Clarifai models are the recommended starting point for many users because they offer incredibly fast training times, especially when you customize them using the Context-Based Classifier model type for transfer learning.

But there are many cases where accuracy and the ability to carefully target solutions takes priority over speed and ease of use. Additionally, you may need a model to learn new features not recognized by existing Clarifai Models.

For such cases, it is possible to "deep train" your custom models and integrate them directly within your workflows.

You might consider deep training if you have:

  • A custom tailored dataset
  • Accurate labels
  • Expertise and time to fine tune models

Deep training is in early access preview. To request access, contact us.

Template Types

You can take advantage of a variety of templates when building your deep trained models. Templates give you the control to choose the specific architecture used by your neural network, and also define a set of hyperparameters that you can use to fine-tune the way that your model learns.

Visual Classifier

Classification templates let you classify what is in your images or videos.

Visual Detector

Detection templates make it easy to build models that can identify objects within a region of your images or videos. Detection models return concepts and bounding boxes.

Visual Embedder

Embedding models can be useful in their own right (for applications like clustering and visual search), or as an input to a machine learning model for a supervised task. In effect, embedding templates enable you to create your own "base models" that you can then use in your workflows.

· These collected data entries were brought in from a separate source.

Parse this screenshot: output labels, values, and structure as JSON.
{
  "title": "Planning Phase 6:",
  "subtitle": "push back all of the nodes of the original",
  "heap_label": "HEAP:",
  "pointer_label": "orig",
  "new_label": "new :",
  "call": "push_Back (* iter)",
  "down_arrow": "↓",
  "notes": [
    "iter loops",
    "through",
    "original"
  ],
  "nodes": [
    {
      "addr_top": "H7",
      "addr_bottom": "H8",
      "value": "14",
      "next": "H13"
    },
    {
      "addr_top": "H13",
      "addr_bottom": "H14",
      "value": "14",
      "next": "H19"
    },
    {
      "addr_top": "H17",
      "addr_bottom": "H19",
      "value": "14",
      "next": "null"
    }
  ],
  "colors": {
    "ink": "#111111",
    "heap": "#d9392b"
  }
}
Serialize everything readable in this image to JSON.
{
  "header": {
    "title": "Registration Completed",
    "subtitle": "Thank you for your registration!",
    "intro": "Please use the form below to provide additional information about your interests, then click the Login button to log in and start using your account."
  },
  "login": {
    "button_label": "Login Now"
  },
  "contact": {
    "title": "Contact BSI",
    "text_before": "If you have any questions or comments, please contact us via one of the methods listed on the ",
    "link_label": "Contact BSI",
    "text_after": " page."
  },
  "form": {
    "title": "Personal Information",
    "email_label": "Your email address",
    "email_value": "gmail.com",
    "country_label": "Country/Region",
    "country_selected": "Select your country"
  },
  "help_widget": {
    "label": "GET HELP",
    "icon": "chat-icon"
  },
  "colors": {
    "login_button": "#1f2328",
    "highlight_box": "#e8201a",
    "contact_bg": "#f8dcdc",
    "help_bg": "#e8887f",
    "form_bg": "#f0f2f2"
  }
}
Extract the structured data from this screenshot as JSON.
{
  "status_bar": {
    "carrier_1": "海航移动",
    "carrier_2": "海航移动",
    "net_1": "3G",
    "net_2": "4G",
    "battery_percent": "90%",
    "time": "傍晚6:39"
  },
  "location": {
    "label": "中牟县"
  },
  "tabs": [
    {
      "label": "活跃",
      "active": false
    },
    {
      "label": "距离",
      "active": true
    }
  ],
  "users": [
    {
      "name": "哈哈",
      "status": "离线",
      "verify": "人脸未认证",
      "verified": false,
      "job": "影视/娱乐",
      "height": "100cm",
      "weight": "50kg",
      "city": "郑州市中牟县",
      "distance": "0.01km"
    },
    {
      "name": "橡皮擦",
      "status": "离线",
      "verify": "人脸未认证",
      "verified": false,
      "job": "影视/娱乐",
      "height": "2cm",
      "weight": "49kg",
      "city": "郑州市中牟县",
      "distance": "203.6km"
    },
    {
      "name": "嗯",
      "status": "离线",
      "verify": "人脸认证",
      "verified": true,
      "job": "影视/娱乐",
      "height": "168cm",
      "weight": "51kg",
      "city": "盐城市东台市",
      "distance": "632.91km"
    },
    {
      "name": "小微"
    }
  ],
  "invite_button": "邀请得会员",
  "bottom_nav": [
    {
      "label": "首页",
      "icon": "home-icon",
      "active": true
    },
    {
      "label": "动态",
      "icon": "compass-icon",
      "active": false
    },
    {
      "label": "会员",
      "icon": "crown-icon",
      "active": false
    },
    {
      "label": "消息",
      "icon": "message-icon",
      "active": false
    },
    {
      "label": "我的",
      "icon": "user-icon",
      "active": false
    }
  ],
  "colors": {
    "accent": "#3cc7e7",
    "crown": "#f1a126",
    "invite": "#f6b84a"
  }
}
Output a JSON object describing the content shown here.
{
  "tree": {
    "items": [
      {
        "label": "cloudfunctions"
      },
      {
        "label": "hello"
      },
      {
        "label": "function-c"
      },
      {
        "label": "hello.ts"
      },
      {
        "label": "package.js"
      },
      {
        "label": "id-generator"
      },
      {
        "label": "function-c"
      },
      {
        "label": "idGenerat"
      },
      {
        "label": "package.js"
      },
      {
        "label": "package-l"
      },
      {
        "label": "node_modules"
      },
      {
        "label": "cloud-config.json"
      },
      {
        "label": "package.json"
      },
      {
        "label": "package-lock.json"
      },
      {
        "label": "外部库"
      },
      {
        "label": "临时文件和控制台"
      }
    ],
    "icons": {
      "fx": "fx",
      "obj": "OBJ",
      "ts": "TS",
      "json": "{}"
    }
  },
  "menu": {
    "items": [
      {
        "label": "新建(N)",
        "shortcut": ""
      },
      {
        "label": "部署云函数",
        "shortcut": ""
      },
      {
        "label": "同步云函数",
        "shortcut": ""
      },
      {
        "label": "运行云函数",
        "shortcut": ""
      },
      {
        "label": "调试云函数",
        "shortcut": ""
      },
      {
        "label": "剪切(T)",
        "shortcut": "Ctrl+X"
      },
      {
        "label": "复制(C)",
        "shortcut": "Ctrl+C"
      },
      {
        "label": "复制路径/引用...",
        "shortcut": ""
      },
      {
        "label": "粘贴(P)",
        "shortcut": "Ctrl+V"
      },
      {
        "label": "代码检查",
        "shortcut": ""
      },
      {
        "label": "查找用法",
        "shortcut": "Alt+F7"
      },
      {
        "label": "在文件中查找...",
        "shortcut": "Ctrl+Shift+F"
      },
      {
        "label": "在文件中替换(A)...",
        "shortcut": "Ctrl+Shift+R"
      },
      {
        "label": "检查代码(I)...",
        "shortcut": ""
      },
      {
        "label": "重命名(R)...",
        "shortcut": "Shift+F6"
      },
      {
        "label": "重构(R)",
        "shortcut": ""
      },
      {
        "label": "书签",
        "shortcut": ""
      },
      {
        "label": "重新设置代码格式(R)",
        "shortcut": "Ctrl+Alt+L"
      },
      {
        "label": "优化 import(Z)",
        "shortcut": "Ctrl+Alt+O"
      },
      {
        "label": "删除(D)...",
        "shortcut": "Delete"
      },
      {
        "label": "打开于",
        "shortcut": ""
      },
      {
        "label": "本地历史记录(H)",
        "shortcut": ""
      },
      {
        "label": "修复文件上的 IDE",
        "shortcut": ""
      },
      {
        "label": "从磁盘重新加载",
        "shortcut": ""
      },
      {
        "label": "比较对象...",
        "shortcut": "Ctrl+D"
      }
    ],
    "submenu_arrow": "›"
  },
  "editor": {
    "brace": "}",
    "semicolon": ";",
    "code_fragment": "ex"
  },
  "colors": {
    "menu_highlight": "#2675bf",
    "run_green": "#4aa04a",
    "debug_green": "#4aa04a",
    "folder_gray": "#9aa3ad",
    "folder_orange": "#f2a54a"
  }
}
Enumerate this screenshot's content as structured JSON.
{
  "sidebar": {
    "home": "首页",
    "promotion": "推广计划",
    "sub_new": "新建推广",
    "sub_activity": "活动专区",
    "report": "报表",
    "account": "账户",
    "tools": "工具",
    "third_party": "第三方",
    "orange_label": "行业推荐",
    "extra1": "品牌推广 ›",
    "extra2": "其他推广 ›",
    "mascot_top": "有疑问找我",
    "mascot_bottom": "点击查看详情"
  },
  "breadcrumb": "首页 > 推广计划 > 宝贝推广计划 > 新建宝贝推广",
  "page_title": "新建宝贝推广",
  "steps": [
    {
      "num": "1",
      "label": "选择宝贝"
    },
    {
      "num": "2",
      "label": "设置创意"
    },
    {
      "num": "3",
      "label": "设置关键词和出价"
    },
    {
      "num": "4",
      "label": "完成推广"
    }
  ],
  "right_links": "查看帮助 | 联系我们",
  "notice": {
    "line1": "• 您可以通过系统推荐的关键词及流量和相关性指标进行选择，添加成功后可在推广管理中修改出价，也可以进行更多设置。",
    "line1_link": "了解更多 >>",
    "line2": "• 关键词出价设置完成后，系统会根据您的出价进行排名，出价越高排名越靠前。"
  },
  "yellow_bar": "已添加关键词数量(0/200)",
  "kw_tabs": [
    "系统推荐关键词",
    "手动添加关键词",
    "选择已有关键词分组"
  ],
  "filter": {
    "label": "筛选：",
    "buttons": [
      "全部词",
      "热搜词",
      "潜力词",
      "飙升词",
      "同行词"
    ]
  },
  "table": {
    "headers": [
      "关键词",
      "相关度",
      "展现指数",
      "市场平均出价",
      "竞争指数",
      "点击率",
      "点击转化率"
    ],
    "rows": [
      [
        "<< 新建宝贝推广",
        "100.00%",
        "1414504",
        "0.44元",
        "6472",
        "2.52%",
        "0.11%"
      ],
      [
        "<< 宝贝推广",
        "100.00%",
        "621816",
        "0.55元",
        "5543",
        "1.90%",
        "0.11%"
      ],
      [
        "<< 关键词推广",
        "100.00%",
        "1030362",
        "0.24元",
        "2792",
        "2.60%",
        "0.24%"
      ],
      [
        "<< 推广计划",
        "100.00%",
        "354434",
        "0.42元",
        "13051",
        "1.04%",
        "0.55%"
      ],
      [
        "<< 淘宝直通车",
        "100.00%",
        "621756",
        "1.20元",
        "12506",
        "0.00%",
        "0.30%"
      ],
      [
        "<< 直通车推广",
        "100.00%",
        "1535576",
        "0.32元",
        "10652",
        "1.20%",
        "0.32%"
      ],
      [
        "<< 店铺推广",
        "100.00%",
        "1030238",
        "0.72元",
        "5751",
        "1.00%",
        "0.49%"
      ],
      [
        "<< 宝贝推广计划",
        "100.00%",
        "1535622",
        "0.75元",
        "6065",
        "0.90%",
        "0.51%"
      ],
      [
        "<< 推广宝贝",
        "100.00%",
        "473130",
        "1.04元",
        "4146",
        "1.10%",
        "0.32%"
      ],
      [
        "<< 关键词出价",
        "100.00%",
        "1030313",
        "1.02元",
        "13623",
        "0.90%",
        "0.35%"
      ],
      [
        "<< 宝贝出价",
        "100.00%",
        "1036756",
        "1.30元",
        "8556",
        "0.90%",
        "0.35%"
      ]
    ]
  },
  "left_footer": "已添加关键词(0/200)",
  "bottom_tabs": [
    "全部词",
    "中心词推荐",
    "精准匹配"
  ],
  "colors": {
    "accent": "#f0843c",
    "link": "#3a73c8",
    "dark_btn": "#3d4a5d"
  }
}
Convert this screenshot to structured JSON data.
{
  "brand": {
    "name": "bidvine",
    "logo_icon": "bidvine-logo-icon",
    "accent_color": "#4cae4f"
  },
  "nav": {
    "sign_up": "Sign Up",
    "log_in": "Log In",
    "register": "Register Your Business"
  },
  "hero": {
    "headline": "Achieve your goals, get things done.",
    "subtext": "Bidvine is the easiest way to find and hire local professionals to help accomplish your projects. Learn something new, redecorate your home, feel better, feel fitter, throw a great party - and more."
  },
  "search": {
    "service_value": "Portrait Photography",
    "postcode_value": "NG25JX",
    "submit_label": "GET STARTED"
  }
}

Deep training gives you the power to tune the hyperparameters that affect “how” your model learns. The model mode dynamically changes the available hyperparameters based on the template selected.

  • average_horizontal_flips—Provides basic data augmentation for your dataset. If set to true, there is a 0.5 probability that current image and associated ground truth will flip horizontally.
  • base_gradient_multiplier—This sets the learning rate of the pre-initialized base (also sometimes called "backbone") model that generates embeddings. Learning rate controls how the weights of our network are adjusted with respect to the loss gradient. The lower the value, the slower the trip along the downward slope. A low learning rate can help ensure that local minima are not missed, but can take a long time to converge, especially if the model gets stuck on a plateau region.
  • batch_size—The number of images used to make updates to the model. Increased batch size allows for a better approximation of gradient over those samples. Batches allow for stochastic gradient descent, by choosing a random set of X images for each training update. You may want to increase batch size if the model is large and taking a long time to train. You also may want to increase the batch size if your total number of model concepts is larger than the batch size (you may want to increase to around 2x the category count).
  • detection_score_threshold—Only bounding boxes with a detection score above this threshold will be returned.
  • image_size—The size of images used for training. Images are scaled for efficient processing, and a lower number will take up less memory and run faster. A higher number will have more pixel information to train on and will increase accuracy.
  • init_epochs—The initial number of epochs before the first step/change in the lrate.
  • logreg—Choose either "Logistic Regression" or "Softmax" as the activation function of the output layer. The default setting, 1, corresponds to Logistic Regression and will allow for multiple True concepts (i.e. P > 0.5) to be predicted for a given input. Conversely, specify a value of 0 to implement Softmax if your concepts should be treated as "mutually exclusive" (i.e. only one concept could be correctly assigned to a given input). This will result in each prediction output representing a discrete probability distribution (i.e. all predicted values sum to 1).
  • lrate—The learning rate is a tuning parameter in an optimization algorithm that determines the step size at each iteration while moving toward a minimum of a loss function.
  • num_epochs—An epoch is defined as one-pass over the entire dataset. If you increase it, it will take longer to train but it could make the model more robust.
  • num_items_per_epoch—The number of training examples per "epoch". An epoch would be defined as one-pass over this amount of examples.
  • per_128_lrate—Total change in lrate after 128 images processed. This is calculated as lrate = per_128_lrate * (batch_size / 128).
  • per_item_lrate—The rate that model weights are changed per item.
  • step_epochs—The number of epochs between applications of the step/change in lrate scheduler.
  • test_freq—The number of epochs should you run before evaluation of the test set. Increased frequency can allow for more granular testing but will extend processing time.
  • use_perclass_regression—Enables box coordinate local regression on a per-class basis. When set to True there will be num_classes sets of regressors for each anchor location, when set to False, there will be one coordinate regressor for each anchor location.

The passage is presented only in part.